FIGURES DON’T ADD UP
SOUTH AFRICA’S auditing groups are struggling to find enough chartered accountants, and universities are starting to experience difficulties in making quality appointments. And the reason in both cases is the same: graduates are being lured to greener pastures by massive salaries.
The SA Institute of Chartered Accountants (Saica), says SA has a shortage of 22 000 CAs. It’s doing its best to attract more CAs through, inter alia, its bursary scheme and its involvement in the Thuthuka project, which will be six years old this year. However, Saica’s not prepared to lower its standards, as shown clearly by its alleged threat to strip Wits’s once highly regarded department of its accreditation.

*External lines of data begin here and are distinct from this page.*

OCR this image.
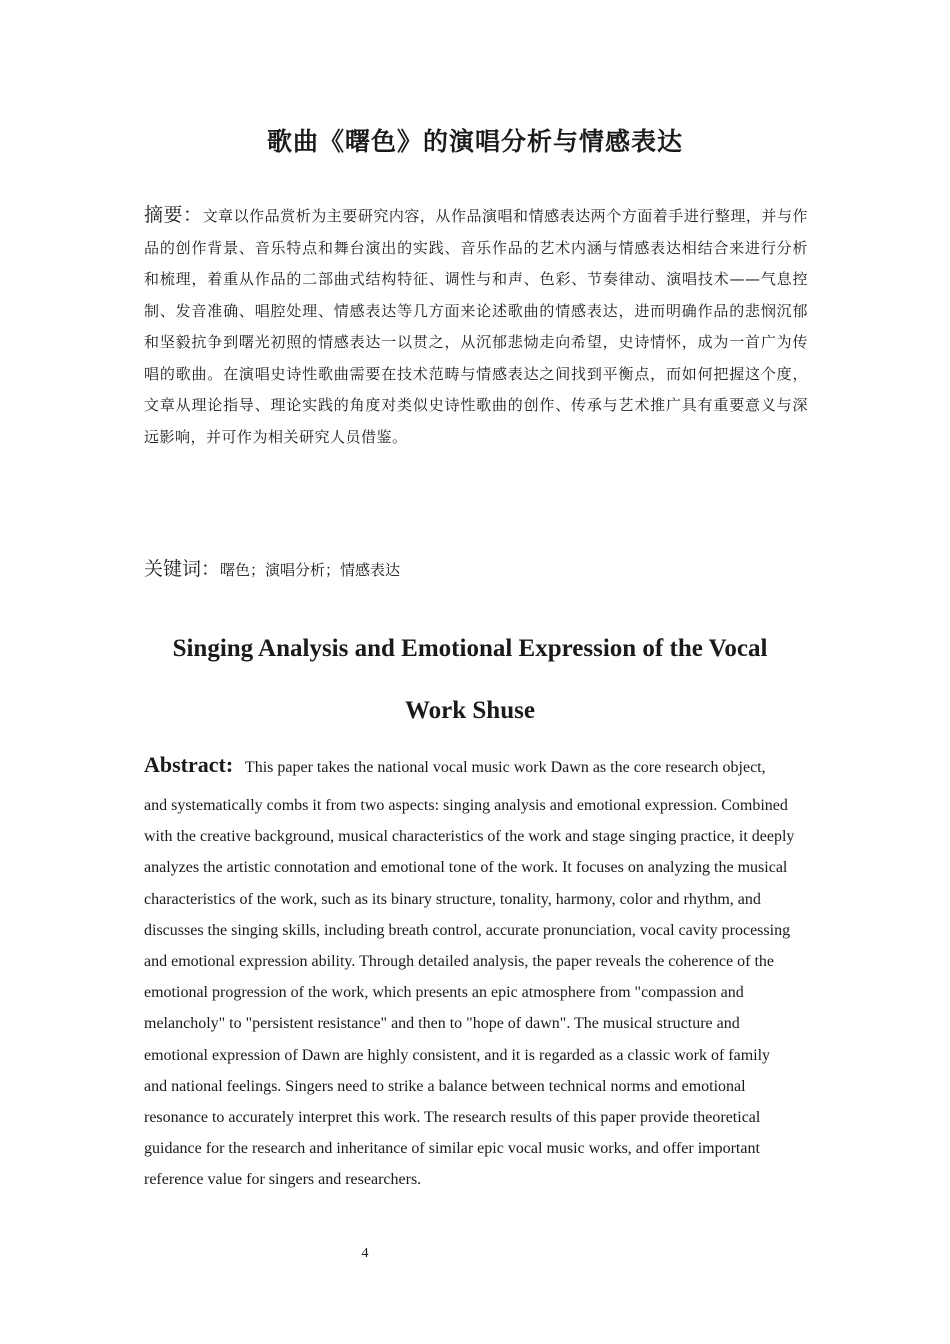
歌曲《曙色》的演唱分析与情感表达
摘要：文章以作品赏析为主要研究内容，从作品演唱和情感表达两个方面着手进行整理，并与作品的创作背景、音乐特点和舞台演出的实践、音乐作品的艺术内涵与情感表达相结合来进行分析和梳理，着重从作品的二部曲式结构特征、调性与和声、色彩、节奏律动、演唱技术——气息控制、发音准确、唱腔处理、情感表达等几方面来论述歌曲的情感表达，进而明确作品的悲悯沉郁和坚毅抗争到曙光初照的情感表达一以贯之，从沉郁悲恸走向希望，史诗情怀，成为一首广为传唱的歌曲。在演唱史诗性歌曲需要在技术范畴与情感表达之间找到平衡点，而如何把握这个度，文章从理论指导、理论实践的角度对类似史诗性歌曲的创作、传承与艺术推广具有重要意义与深远影响，并可作为相关研究人员借鉴。
关键词：曙色；演唱分析；情感表达
Singing Analysis and Emotional Expression of the Vocal Work Shuse
Abstract: This paper takes the national vocal music work Dawn as the core research object,
and systematically combs it from two aspects: singing analysis and emotional expression. Combined with the creative background, musical characteristics of the work and stage singing practice, it deeply analyzes the artistic connotation and emotional tone of the work. It focuses on analyzing the musical characteristics of the work, such as its binary structure, tonality, harmony, color and rhythm, and discusses the singing skills, including breath control, accurate pronunciation, vocal cavity processing and emotional expression ability. Through detailed analysis, the paper reveals the coherence of the emotional progression of the work, which presents an epic atmosphere from "compassion and melancholy" to "persistent resistance" and then to "hope of dawn". The musical structure and emotional expression of Dawn are highly consistent, and it is regarded as a classic work of family and national feelings. Singers need to strike a balance between technical norms and emotional resonance to accurately interpret this work. The research results of this paper provide theoretical guidance for the research and inheritance of similar epic vocal music works, and offer important reference value for singers and researchers.
4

The problem is that universities find it difficult to find CAs prepared to work for a modest academic salary. Though some universities are prepared to appoint CAs on doctorate level scales, they have to cope with increasing numbers of vacant posts and even underqualified lecturers.
Young CAs are lured away to large organisations as financial heads, assistants, business analysts and even financial directors by salaries of up to R100 000/month. A glance at the latest issues of industry magazine Accountancy SA shows young people who have just completed their degrees and articles (involving at least seven years of studying) aren’t likely to be appointed at under R480 000/year.
And there are plenty of jobs. The November issue advertised at least 100 vacancies for qualified CAs at attractive salaries universities wouldn’t easily be able to match.